После этой торжественной речи папаша Сильва повел их в оперетку и сидел между ними, похлопывая Мартина по плечу, Леору по руке, смеясь до слез, когда актер попадал ногою в ведро с белилами. В полуночном красноречии Мартин и Леора, захлебываясь, говорили о своей нежности к нему, и Уитсильвания рисовалась им как путь к спасению и славе.
Но за несколько дней до окончания стажерской практики и отъезда в Северную Дакоту они встретили на улице Макса Готлиба.
Мартин не видел его больше года; Леора никогда. Он выглядел измученным и больным. Пока Мартин терзался вопросом, не пройти ли с поклоном мимо, Готлиб остановился.
— Как живете, Мартин? — сказал он сердечно. Но глаза его говорили: «Почему ты ко мне не вернулся?»
Мартин пробормотал что-то — ничего не значащие слова, и когда Готлиб пошел дальше, сгорбившись и как будто едва перемогая боль, юноше томительно захотелось побежать за ним.
Леора спросила:
— Это тот профессор Готлиб, о котором ты всегда говоришь?
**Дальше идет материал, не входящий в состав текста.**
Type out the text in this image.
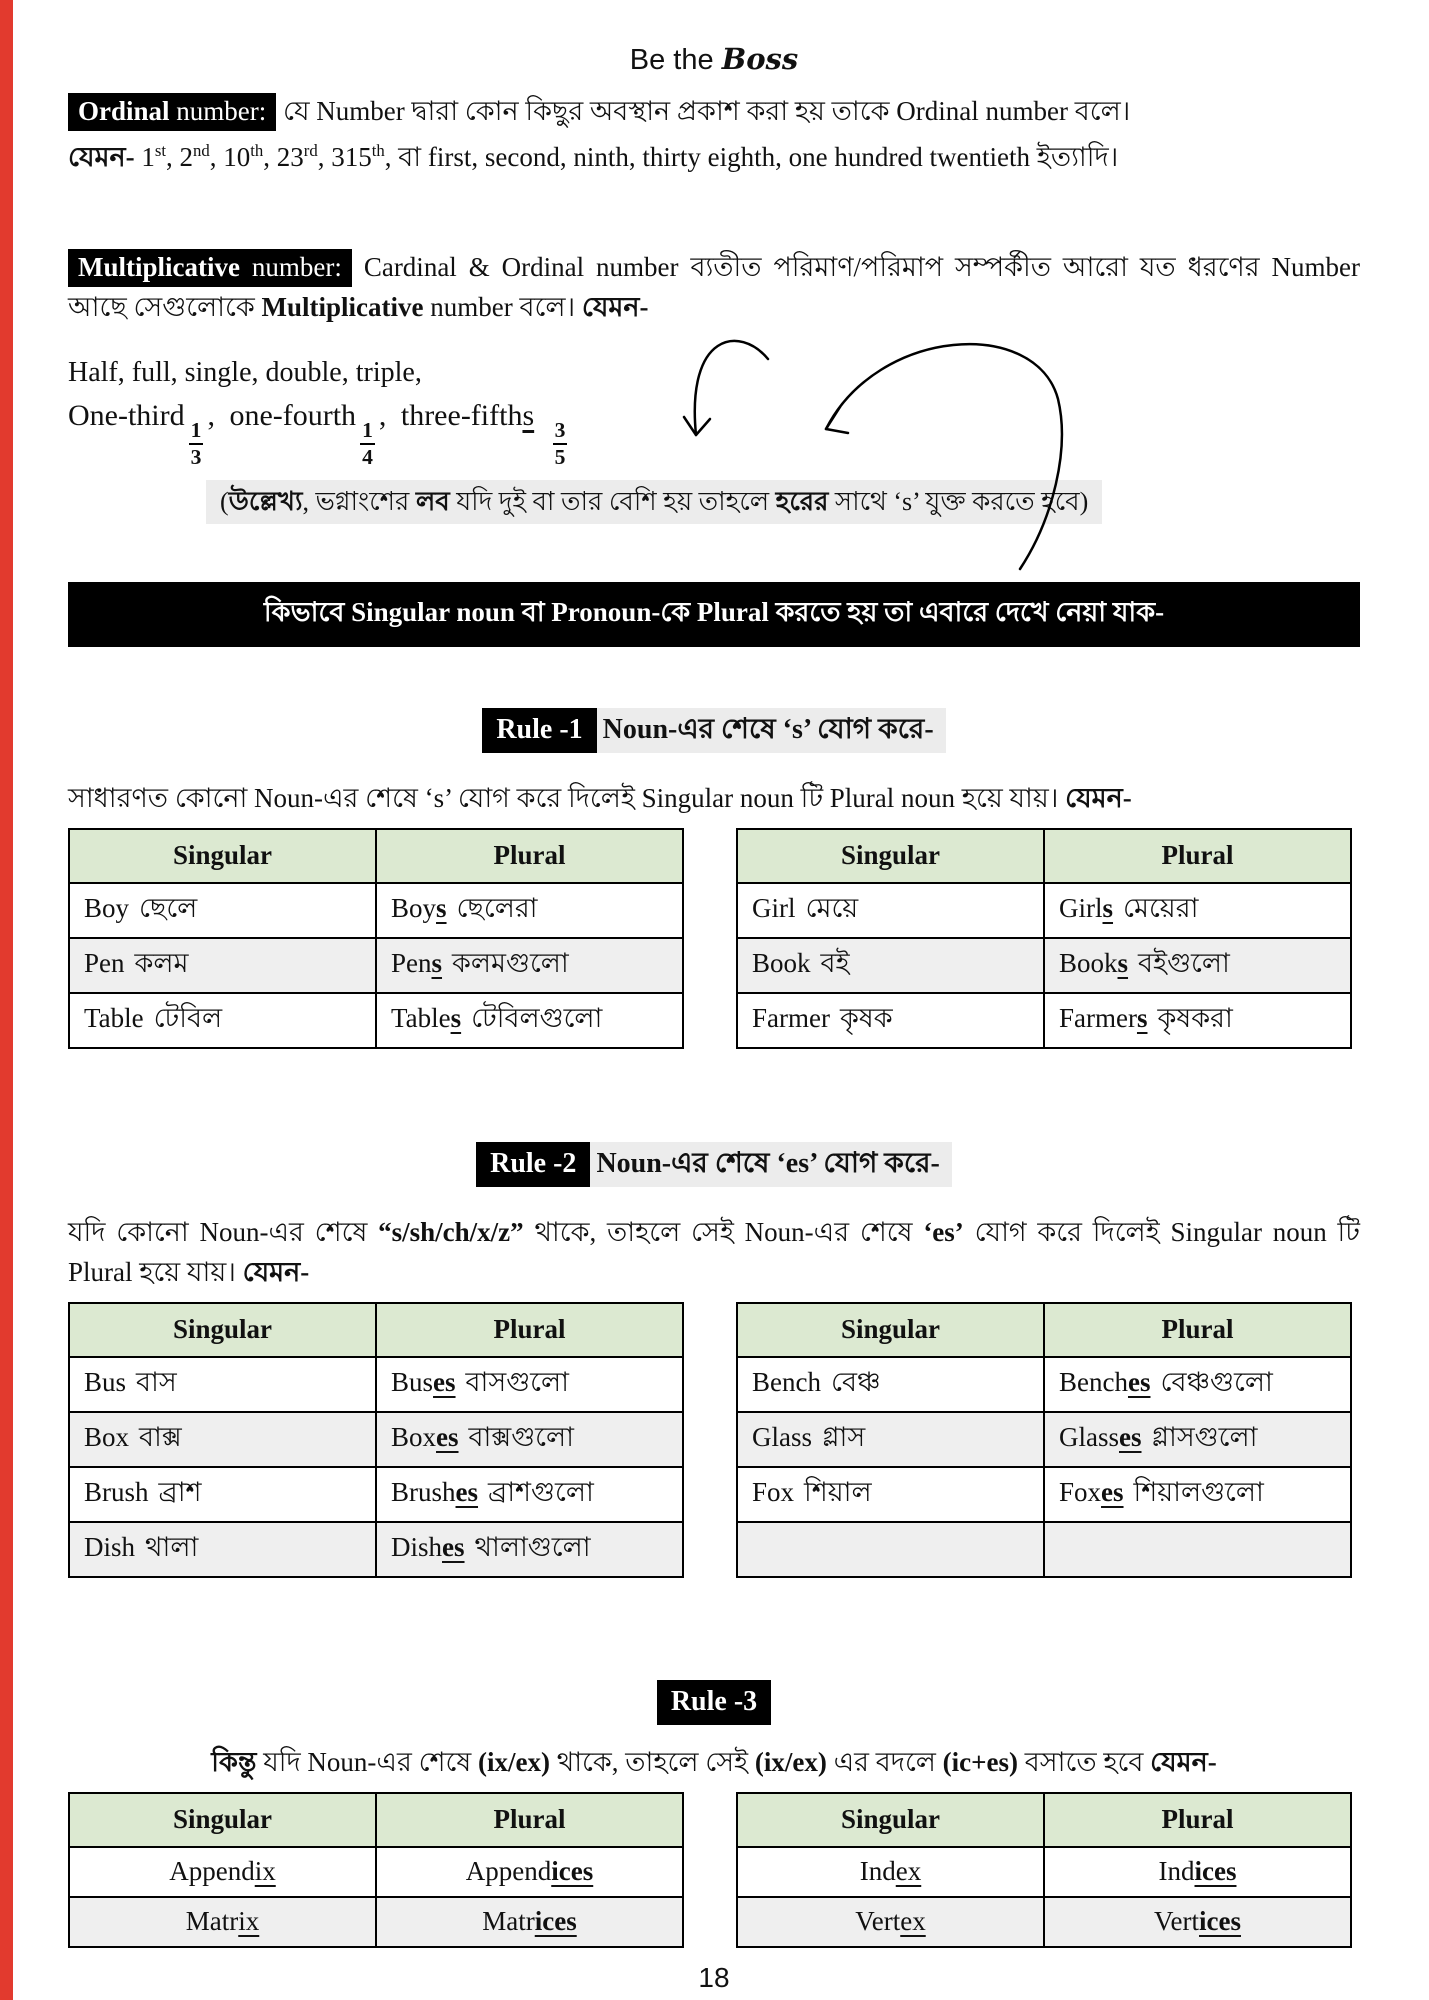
Be the Boss

Ordinal number: যে Number দ্বারা কোন কিছুর অবস্থান প্রকাশ করা হয় তাকে Ordinal number বলে।

যেমন- 1st, 2nd, 10th, 23rd, 315th, বা first, second, ninth, thirty eighth, one hundred twentieth ইত্যাদি।

Multiplicative number: Cardinal & Ordinal number ব্যতীত পরিমাণ/পরিমাপ সম্পর্কীত আরো যত ধরণের Number আছে সেগুলোকে Multiplicative number বলে। যেমন-

Half, full, single, double, triple,

One-third
$\frac{1}{3}$
, one-fourth
$\frac{1}{4}$
, three-fifths
$\frac{3}{5}$

(উল্লেখ্য, ভগ্নাংশের লব যদি দুই বা তার বেশি হয় তাহলে হরের সাথে ‘s’ যুক্ত করতে হবে)
কিভাবে Singular noun বা Pronoun-কে Plural করতে হয় তা এবারে দেখে নেয়া যাক-
Rule -1 Noun-এর শেষে ‘s’ যোগ করে-

সাধারণত কোনো Noun-এর শেষে ‘s’ যোগ করে দিলেই Singular noun টি Plural noun হয়ে যায়। যেমন-

Singular	Plural
Boy ছেলে	Boys ছেলেরা
Pen কলম	Pens কলমগুলো
Table টেবিল	Tables টেবিলগুলো
Singular	Plural
Girl মেয়ে	Girls মেয়েরা
Book বই	Books বইগুলো
Farmer কৃষক	Farmers কৃষকরা
Rule -2 Noun-এর শেষে ‘es’ যোগ করে-

যদি কোনো Noun-এর শেষে “s/sh/ch/x/z” থাকে, তাহলে সেই Noun-এর শেষে ‘es’ যোগ করে দিলেই Singular noun টি Plural হয়ে যায়। যেমন-

Singular	Plural
Bus বাস	Buses বাসগুলো
Box বাক্স	Boxes বাক্সগুলো
Brush ব্রাশ	Brushes ব্রাশগুলো
Dish থালা	Dishes থালাগুলো
Singular	Plural
Bench বেঞ্চ	Benches বেঞ্চগুলো
Glass গ্লাস	Glasses গ্লাসগুলো
Fox শিয়াল	Foxes শিয়ালগুলো

Rule -3

কিন্তু যদি Noun-এর শেষে (ix/ex) থাকে, তাহলে সেই (ix/ex) এর বদলে (ic+es) বসাতে হবে যেমন-

Singular	Plural
Appendix	Appendices
Matrix	Matrices
Singular	Plural
Index	Indices
Vertex	Vertices
18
— Да. Скажи, как он тебе показался?
— Я никогда… Рыжик, он самый большой человек, какого я только видела! Не знаю, откуда я это знаю, но это так! Доктор Сильва миляга, но этот — большой человек! Я — я хотела бы, чтобы мы с ним встречались. Я в первый раз вижу человека, для которого я бросила бы тебя, если б он меня позвал. Он такой… ах, он как меч… нет, как ходячий мозг. Но, Рыжик, у него был такой измученный вид. Мне хотелось расплакаться. Я бы чистила ему сапоги!
— Ах, черт возьми! Я тоже!
Но в хлопотах по отъезду из Зенита, в радостных сборах, в горячке государственных экзаменов, в гордости званием практикующего врача он забыл Готлиба, и там, в Дакоте, в сияющей под июньским солнцем прерии, где на каждой изгороди распевали полевые жаворонки, он начал свою работу.
12
В ту пору, когда Мартин встретил его на улице, Готлиб погибал.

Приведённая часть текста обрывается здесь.